Computer Science Colloquium: Solving the Search for Source Code

Thursday, February 28, 2013
Nguyen Engineering 4201
Kathryn Stolee


Programmers frequently use keyword searches to find source code in large repositories. However, to do this effectively, programmers must specify keyword queries that capture implementation details of their desired code. I propose that code search should be about behavior, not about keywords. 

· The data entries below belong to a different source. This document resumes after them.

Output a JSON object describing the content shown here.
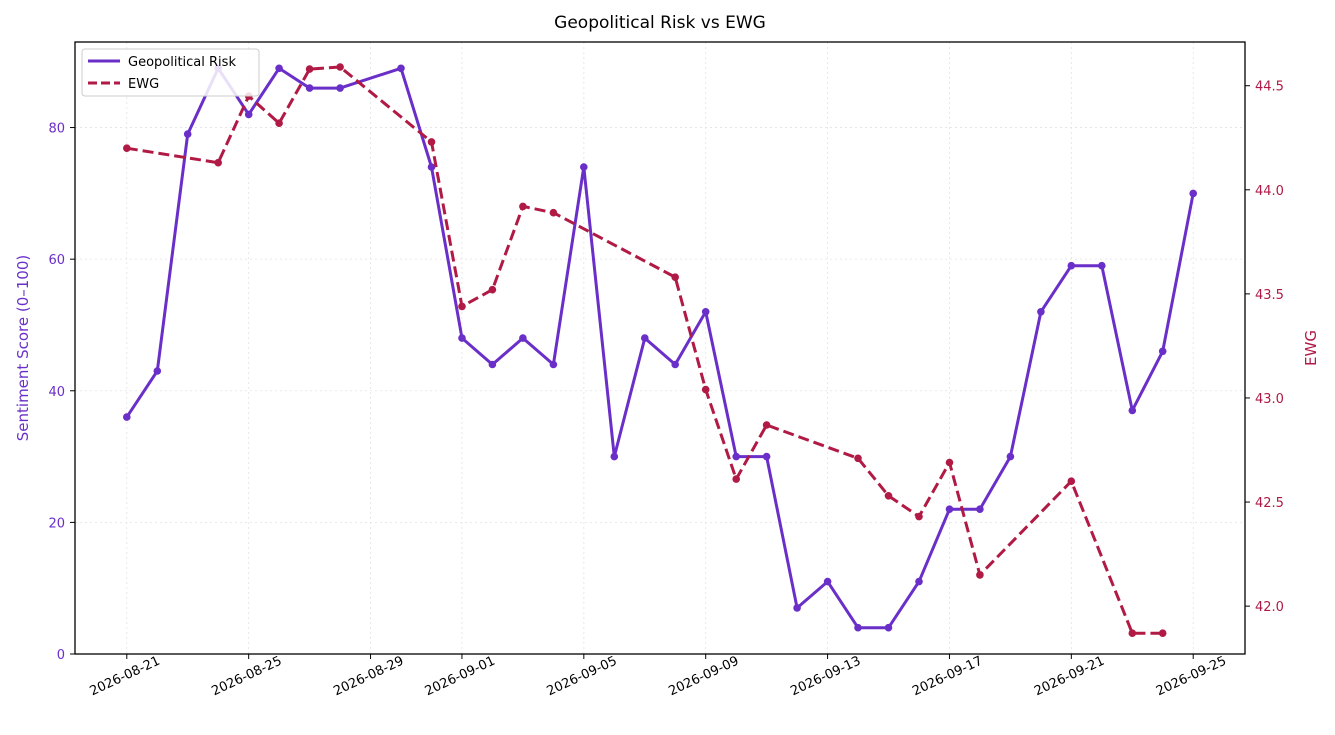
{
  "chart_data": {
    "type": "line",
    "title": "Geopolitical Risk vs EWG",
    "xlabel": "",
    "ylabel_left": "Sentiment Score (0–100)",
    "ylabel_right": "EWG",
    "x_ticks": [
      "2026-08-21",
      "2026-08-25",
      "2026-08-29",
      "2026-09-01",
      "2026-09-05",
      "2026-09-09",
      "2026-09-13",
      "2026-09-17",
      "2026-09-21",
      "2026-09-25"
    ],
    "y_left_ticks": [
      "0",
      "20",
      "40",
      "60",
      "80"
    ],
    "y_right_ticks": [
      "42.0",
      "42.5",
      "43.0",
      "43.5",
      "44.0",
      "44.5"
    ],
    "ylim_left": [
      0,
      93
    ],
    "ylim_right": [
      41.77,
      44.71
    ],
    "xlim": [
      "2026-08-19 07:12",
      "2026-09-26 16:48"
    ],
    "grid": true,
    "legend_position": "top-left",
    "colors": {
      "risk": "#6a2fc9",
      "ewg": "#b01a45"
    },
    "series": [
      {
        "name": "Geopolitical Risk",
        "axis": "left",
        "style": "solid",
        "points": [
          [
            "2026-08-21",
            36
          ],
          [
            "2026-08-22",
            43
          ],
          [
            "2026-08-23",
            79
          ],
          [
            "2026-08-24",
            89
          ],
          [
            "2026-08-25",
            82
          ],
          [
            "2026-08-26",
            89
          ],
          [
            "2026-08-27",
            86
          ],
          [
            "2026-08-28",
            86
          ],
          [
            "2026-08-30",
            89
          ],
          [
            "2026-08-31",
            74
          ],
          [
            "2026-09-01",
            48
          ],
          [
            "2026-09-02",
            44
          ],
          [
            "2026-09-03",
            48
          ],
          [
            "2026-09-04",
            44
          ],
          [
            "2026-09-05",
            74
          ],
          [
            "2026-09-06",
            30
          ],
          [
            "2026-09-07",
            48
          ],
          [
            "2026-09-08",
            44
          ],
          [
            "2026-09-09",
            52
          ],
          [
            "2026-09-10",
            30
          ],
          [
            "2026-09-11",
            30
          ],
          [
            "2026-09-12",
            7
          ],
          [
            "2026-09-13",
            11
          ],
          [
            "2026-09-14",
            4
          ],
          [
            "2026-09-15",
            4
          ],
          [
            "2026-09-16",
            11
          ],
          [
            "2026-09-17",
            22
          ],
          [
            "2026-09-18",
            22
          ],
          [
            "2026-09-19",
            30
          ],
          [
            "2026-09-20",
            52
          ],
          [
            "2026-09-21",
            59
          ],
          [
            "2026-09-22",
            59
          ],
          [
            "2026-09-23",
            37
          ],
          [
            "2026-09-24",
            46
          ],
          [
            "2026-09-25",
            70
          ]
        ]
      },
      {
        "name": "EWG",
        "axis": "right",
        "style": "dashed",
        "points": [
          [
            "2026-08-21",
            44.2
          ],
          [
            "2026-08-24",
            44.13
          ],
          [
            "2026-08-25",
            44.45
          ],
          [
            "2026-08-26",
            44.32
          ],
          [
            "2026-08-27",
            44.58
          ],
          [
            "2026-08-28",
            44.59
          ],
          [
            "2026-08-31",
            44.23
          ],
          [
            "2026-09-01",
            43.44
          ],
          [
            "2026-09-02",
            43.52
          ],
          [
            "2026-09-03",
            43.92
          ],
          [
            "2026-09-04",
            43.89
          ],
          [
            "2026-09-08",
            43.58
          ],
          [
            "2026-09-09",
            43.04
          ],
          [
            "2026-09-10",
            42.61
          ],
          [
            "2026-09-11",
            42.87
          ],
          [
            "2026-09-14",
            42.71
          ],
          [
            "2026-09-15",
            42.53
          ],
          [
            "2026-09-16",
            42.43
          ],
          [
            "2026-09-17",
            42.69
          ],
          [
            "2026-09-18",
            42.15
          ],
          [
            "2026-09-21",
            42.6
          ],
          [
            "2026-09-23",
            41.87
          ],
          [
            "2026-09-24",
            41.87
          ]
        ]
      }
    ]
  }
}
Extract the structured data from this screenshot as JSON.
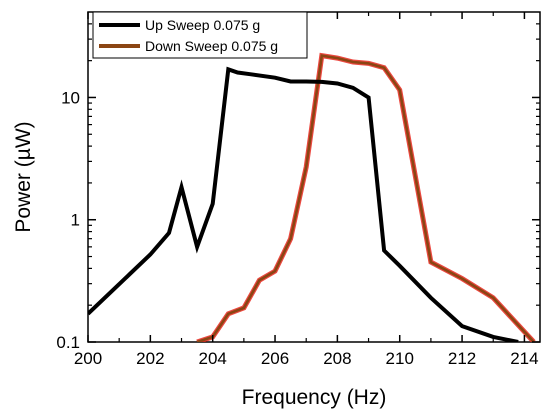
{
  "chart_data": {
    "type": "line",
    "xlabel": "Frequency (Hz)",
    "ylabel": "Power (µW)",
    "xlim": [
      200,
      214.5
    ],
    "ylim": [
      0.1,
      50
    ],
    "yscale": "log",
    "x_ticks": [
      200,
      202,
      204,
      206,
      208,
      210,
      212,
      214
    ],
    "x_tick_labels": [
      "200",
      "202",
      "204",
      "206",
      "208",
      "210",
      "212",
      "214"
    ],
    "y_ticks": [
      0.1,
      1,
      10
    ],
    "y_tick_labels": [
      "0.1",
      "1",
      "10"
    ],
    "grid": false,
    "legend_position": "top-left",
    "series": [
      {
        "name": "Up Sweep 0.075 g",
        "color": "#000000",
        "x": [
          200,
          202,
          202.6,
          203,
          203.5,
          204,
          204.5,
          204.8,
          205.2,
          206,
          206.5,
          207,
          207.5,
          208,
          208.5,
          209,
          209.5,
          210,
          211,
          212,
          213,
          213.8
        ],
        "y": [
          0.17,
          0.52,
          0.78,
          1.85,
          0.6,
          1.35,
          17,
          16,
          15.5,
          14.5,
          13.5,
          13.5,
          13.4,
          13,
          12,
          10,
          0.56,
          0.42,
          0.23,
          0.135,
          0.11,
          0.1
        ]
      },
      {
        "name": "Down Sweep 0.075 g",
        "color": "#8B4513",
        "outline_color": "#E8281E",
        "x": [
          203.5,
          204,
          204.5,
          205,
          205.5,
          206,
          206.5,
          207,
          207.5,
          208,
          208.5,
          209,
          209.5,
          210,
          211,
          212,
          213,
          214.3
        ],
        "y": [
          0.1,
          0.11,
          0.17,
          0.19,
          0.32,
          0.38,
          0.7,
          2.7,
          22,
          21,
          19.5,
          19,
          17.5,
          11.5,
          0.45,
          0.33,
          0.23,
          0.1
        ]
      }
    ]
  }
}
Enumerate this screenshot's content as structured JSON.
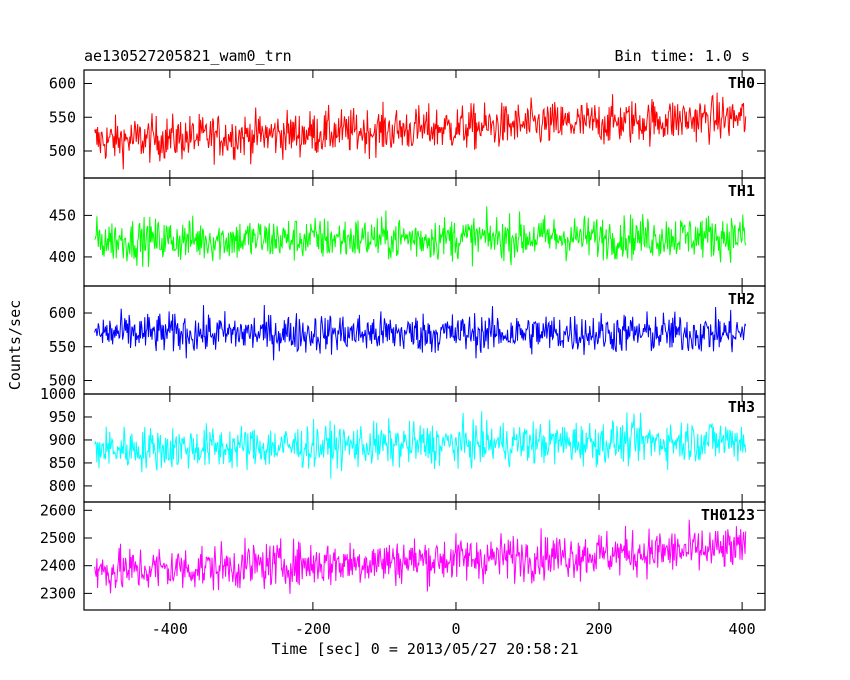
{
  "header": {
    "title": "ae130527205821_wam0_trn",
    "bin_time": "Bin time: 1.0 s"
  },
  "chart_data": {
    "type": "line",
    "title": "ae130527205821_wam0_trn",
    "xlabel": "Time [sec] 0 = 2013/05/27 20:58:21",
    "ylabel": "Counts/sec",
    "xlim": [
      -520,
      432
    ],
    "xticks": [
      -400,
      -200,
      0,
      200,
      400
    ],
    "x_start": -505,
    "x_end": 405,
    "x_step": 1,
    "panels": [
      {
        "name": "TH0",
        "color": "#ff0000",
        "ylim": [
          460,
          620
        ],
        "yticks": [
          500,
          550,
          600
        ],
        "start_mean": 515,
        "end_mean": 550,
        "noise": 28
      },
      {
        "name": "TH1",
        "color": "#00ff00",
        "ylim": [
          365,
          495
        ],
        "yticks": [
          400,
          450
        ],
        "start_mean": 420,
        "end_mean": 425,
        "noise": 22
      },
      {
        "name": "TH2",
        "color": "#0000ff",
        "ylim": [
          480,
          640
        ],
        "yticks": [
          500,
          550,
          600
        ],
        "start_mean": 570,
        "end_mean": 570,
        "noise": 25
      },
      {
        "name": "TH3",
        "color": "#00ffff",
        "ylim": [
          765,
          1000
        ],
        "yticks": [
          800,
          850,
          900,
          950,
          1000
        ],
        "start_mean": 880,
        "end_mean": 900,
        "noise": 40
      },
      {
        "name": "TH0123",
        "color": "#ff00ff",
        "ylim": [
          2240,
          2630
        ],
        "yticks": [
          2300,
          2400,
          2500,
          2600
        ],
        "start_mean": 2380,
        "end_mean": 2460,
        "noise": 70
      }
    ],
    "grid": false,
    "legend": "none"
  }
}
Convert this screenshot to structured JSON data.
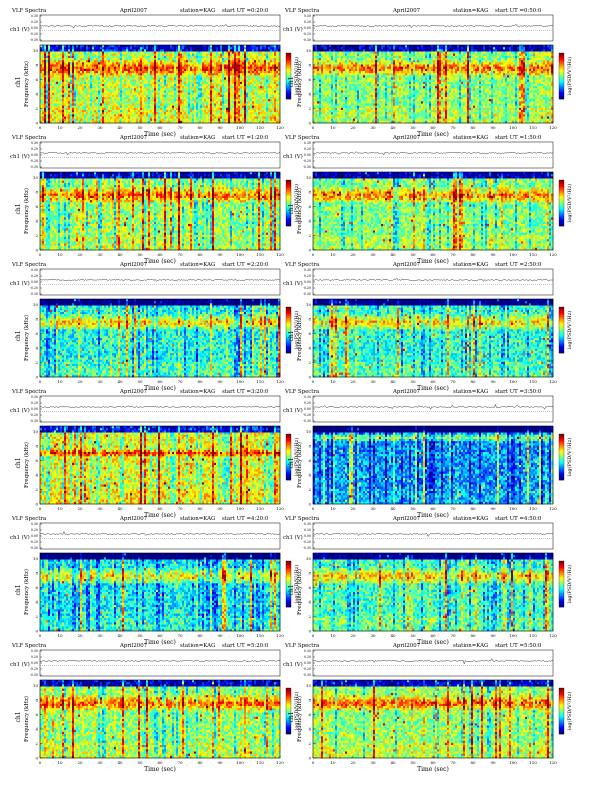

In this talk, I will present an approach to code search that allows programmers to provide inputs and outputs that define the behavior of their desired code. This approach indexes source code repositories by symbolically analyzing the programs and program fragments and transforming them into constraints representing their behavior. Results are identified using an SMT solver, which, given an input/output specification and the constraint representation of a program fragment, determines if the fragment matches the desired behavior. While promoting code reuse, my approach enables reuse where it was not possible before: the constraints can be relaxed, identifying code that approximately matches the specification. Further, the solver can then guide the instantiation of the code to produce the desired behavior. I will illustrate the generality of the approach by showing its instantiation in subsets of three languages, the Java String library, Yahoo! Pipes mashups, and SQL select statements. I will conclude by sharing my vision for new research directions related to this semantic approach to code search. 

Speakers Bio

Kathryn Stolee is a Ph.D. candidate and NSF Graduate Research Fellow in the Department of Computer Science and Engineering at the University of Nebraska-Lincoln. She has been awarded an ESEM Distinguished Paper Award and two departmental outstanding research awards. Her research is in software engineering with a focus on program analysis. Extracting useful information from software artifact repositories is a broad theme of her research, most recently through semantic code search.